第398話 ■バスを待つ心理

 通勤の際、家から最寄り駅までの往復にはバスを利用している。駅まで歩けない距離ではないし、気候が良く雨が降っていなければ自転車という手(足?)もあるが、寒くなってしまうと毎日がバスとなる。さて、バス停が見えてくると、人が並んでいたりいなかったり、あるいは大量に並んでいたり。まず、人が並んでいないということは、バスが通過して間もないということである。ちょっと待つ覚悟がいる。並んでいる人が多ければ多いほど、前のバスが通過して時間が経っている=もうすぐ次のバスが来るかな?、ということを示している。しかし、あまりに人が多いと乗れない可能性もある。

 この時点で歩く決心をして駅に向かえば、遅刻をすることなく会社には着く。歩く時間は約20分。しかし、バスに乗ってしまえば、たとえ途中で渋滞があってもバスに乗っているのは五分程度である。歩いている横をバスが通り過ぎて行ったことが何度あったことか。このときはとても悔しい。

 とりあえず、バス停に並ぶ。5分なら何の問題もなく並んでいられる。ほとんどの確率で5分以内にバスはやって来る。

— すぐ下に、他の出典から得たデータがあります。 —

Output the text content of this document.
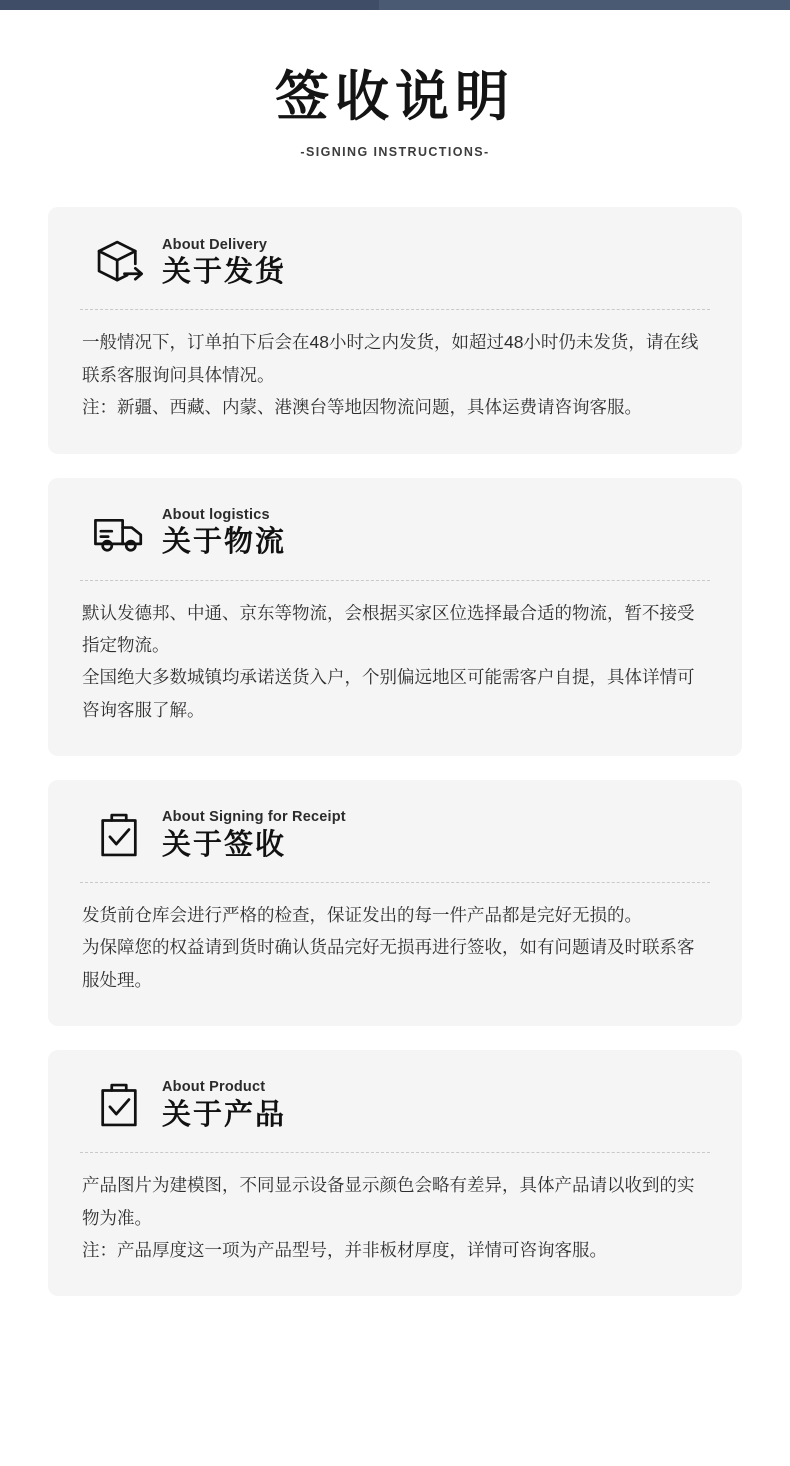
签收说明
-SIGNING INSTRUCTIONS-
About Delivery
关于发货

一般情况下，订单拍下后会在48小时之内发货，如超过48小时仍未发货，请在线联系客服询问具体情况。

注：新疆、西藏、内蒙、港澳台等地因物流问题，具体运费请咨询客服。

About logistics
关于物流

默认发德邦、中通、京东等物流，会根据买家区位选择最合适的物流，暂不接受指定物流。

全国绝大多数城镇均承诺送货入户，个别偏远地区可能需客户自提，具体详情可咨询客服了解。

About Signing for Receipt
关于签收

发货前仓库会进行严格的检查，保证发出的每一件产品都是完好无损的。

为保障您的权益请到货时确认货品完好无损再进行签收，如有问题请及时联系客服处理。

About Product
关于产品

产品图片为建模图，不同显示设备显示颜色会略有差异，具体产品请以收到的实物为准。

注：产品厚度这一项为产品型号，并非板材厚度，详情可咨询客服。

しかし、たまに冷や冷やさせられる場合がある。待ち時間が10分を過ぎるとちょっと迷いが生じる。「今ならまだ歩いても間に合う」、しかし「ここまで待ったんだから、もうすぐバスは来るさ」。とりあえずこのまま待つとして、さらに五分が過ぎた。待っている時間が長くなれば長くなるほど、身動きが取れなくなる。「今さら駅まで歩いていたのでは遅刻してしまう」。もう、バスを待つしかない。ちょうどパチンコに負けている時の心理に近い気がする(きっとこんな感じだよね)。